Mayor Bill de Blasio and NYC Department of Small Business Services Commissioner Jonnel Doris announced good news that over $155 million will be allocated for small business recovery and job training in the city.
The following is a description of four policies we advocated, which are included in the City’s plan (read more). When applications open, and all the details of the programs become available, we’ll share it. Your support of the NYC Hospitality Alliance allows us to keep fighting for our industry!
NYC Small Business Loan Fund: The NYC Small Business Recovery Loan program is a $100 million fund, partly funded with private capital, dedicated to helping small businesses retain staff and keep their doors open. Using census tract data to target communities hardest hit by COVID-19, New York City will provide low-interest loans of up to $100,000 to approximately 2,000 small businesses.

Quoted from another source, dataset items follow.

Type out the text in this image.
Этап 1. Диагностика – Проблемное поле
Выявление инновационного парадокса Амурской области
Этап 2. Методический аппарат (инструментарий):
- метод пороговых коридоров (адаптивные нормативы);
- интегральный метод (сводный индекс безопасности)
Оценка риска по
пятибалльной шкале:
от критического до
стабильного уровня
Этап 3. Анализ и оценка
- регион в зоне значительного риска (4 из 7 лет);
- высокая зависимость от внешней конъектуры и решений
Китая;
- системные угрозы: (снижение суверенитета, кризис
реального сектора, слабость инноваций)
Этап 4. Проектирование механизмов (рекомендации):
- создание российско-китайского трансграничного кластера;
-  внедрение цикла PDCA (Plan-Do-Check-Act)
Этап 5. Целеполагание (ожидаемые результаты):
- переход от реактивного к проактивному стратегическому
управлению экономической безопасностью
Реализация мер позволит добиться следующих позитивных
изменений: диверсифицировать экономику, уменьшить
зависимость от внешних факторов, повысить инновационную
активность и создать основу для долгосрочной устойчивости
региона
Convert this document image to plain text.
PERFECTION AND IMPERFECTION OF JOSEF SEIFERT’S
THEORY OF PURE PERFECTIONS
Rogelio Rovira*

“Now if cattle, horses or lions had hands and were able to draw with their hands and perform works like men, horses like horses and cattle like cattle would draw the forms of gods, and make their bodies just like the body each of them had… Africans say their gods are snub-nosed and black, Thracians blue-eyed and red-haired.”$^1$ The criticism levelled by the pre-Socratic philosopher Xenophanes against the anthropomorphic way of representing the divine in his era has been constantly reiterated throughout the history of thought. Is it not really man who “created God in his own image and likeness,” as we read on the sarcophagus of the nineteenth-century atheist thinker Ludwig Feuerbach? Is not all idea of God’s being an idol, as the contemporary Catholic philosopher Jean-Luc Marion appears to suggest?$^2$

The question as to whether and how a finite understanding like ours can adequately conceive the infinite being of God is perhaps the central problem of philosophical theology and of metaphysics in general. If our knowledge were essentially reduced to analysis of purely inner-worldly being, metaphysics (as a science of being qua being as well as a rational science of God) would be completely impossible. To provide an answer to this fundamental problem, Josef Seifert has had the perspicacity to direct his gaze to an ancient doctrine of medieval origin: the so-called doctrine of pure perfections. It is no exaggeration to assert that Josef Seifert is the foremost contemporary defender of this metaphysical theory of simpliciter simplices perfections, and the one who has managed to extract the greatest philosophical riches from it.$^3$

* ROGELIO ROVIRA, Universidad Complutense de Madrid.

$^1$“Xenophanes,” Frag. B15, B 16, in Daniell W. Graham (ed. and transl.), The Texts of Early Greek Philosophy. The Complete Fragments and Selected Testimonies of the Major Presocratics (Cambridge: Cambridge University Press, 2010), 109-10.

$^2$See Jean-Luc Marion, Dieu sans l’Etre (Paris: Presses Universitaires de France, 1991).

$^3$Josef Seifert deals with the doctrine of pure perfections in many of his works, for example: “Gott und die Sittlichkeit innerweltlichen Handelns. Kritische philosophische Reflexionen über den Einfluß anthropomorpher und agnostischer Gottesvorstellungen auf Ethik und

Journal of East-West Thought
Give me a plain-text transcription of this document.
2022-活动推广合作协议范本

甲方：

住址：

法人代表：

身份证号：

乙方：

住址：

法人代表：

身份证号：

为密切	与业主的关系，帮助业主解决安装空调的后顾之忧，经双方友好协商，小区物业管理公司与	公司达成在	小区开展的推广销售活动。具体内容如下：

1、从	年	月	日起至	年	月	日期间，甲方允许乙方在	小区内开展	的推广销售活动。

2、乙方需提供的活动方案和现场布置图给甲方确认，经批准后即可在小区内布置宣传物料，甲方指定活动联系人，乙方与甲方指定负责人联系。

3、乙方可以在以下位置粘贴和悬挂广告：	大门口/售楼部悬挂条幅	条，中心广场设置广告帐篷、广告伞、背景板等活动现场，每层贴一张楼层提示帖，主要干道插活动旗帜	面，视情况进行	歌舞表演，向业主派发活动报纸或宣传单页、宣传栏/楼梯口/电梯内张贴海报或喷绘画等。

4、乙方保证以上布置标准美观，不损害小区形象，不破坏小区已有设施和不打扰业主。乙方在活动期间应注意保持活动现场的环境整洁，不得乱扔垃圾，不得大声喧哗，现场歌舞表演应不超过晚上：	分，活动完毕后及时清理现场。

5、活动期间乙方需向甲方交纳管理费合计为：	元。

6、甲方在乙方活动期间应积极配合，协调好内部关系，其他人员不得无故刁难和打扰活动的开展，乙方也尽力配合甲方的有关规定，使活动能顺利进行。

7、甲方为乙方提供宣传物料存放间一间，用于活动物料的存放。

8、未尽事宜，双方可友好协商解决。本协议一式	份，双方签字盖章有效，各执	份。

Small Business Grant Program: The $100 million Small Business Grant Program will provide direct support to small businesses to boost our recovery and put New Yorkers back to work. It will include $50 million in rental assistance for small businesses in the arts, entertainment, recreation, food services, and accommodation sectors, and an additional $50 million focused on small businesses in low- to moderate income communities, using census tract data, to hire staff or meet unpaid expenses incurred since March 2020.
Commercial Lease Assistance Program: The existing Commercial Lease Assistance program will receive $10.4 million to provide expanded free legal services to help businesses sign, change or terminate leases, or address a commercial lease issue. This funding will help to expand outreach to small businesses in the 33 hardest hit neighborhoods identified by the Mayor's Taskforce on Racial Inclusion & Equity (TRIE) that were disproportionately impacted by the COVID-19 pandemic.
Accelerate Small Business Reopening/Opening: The City will allocate $5 million to establish a small business recovery "one-stop shop" service to help businesses meet requirements for opening/reopening inspections, licensing and permitting as the COVID-19 pandemic subsides.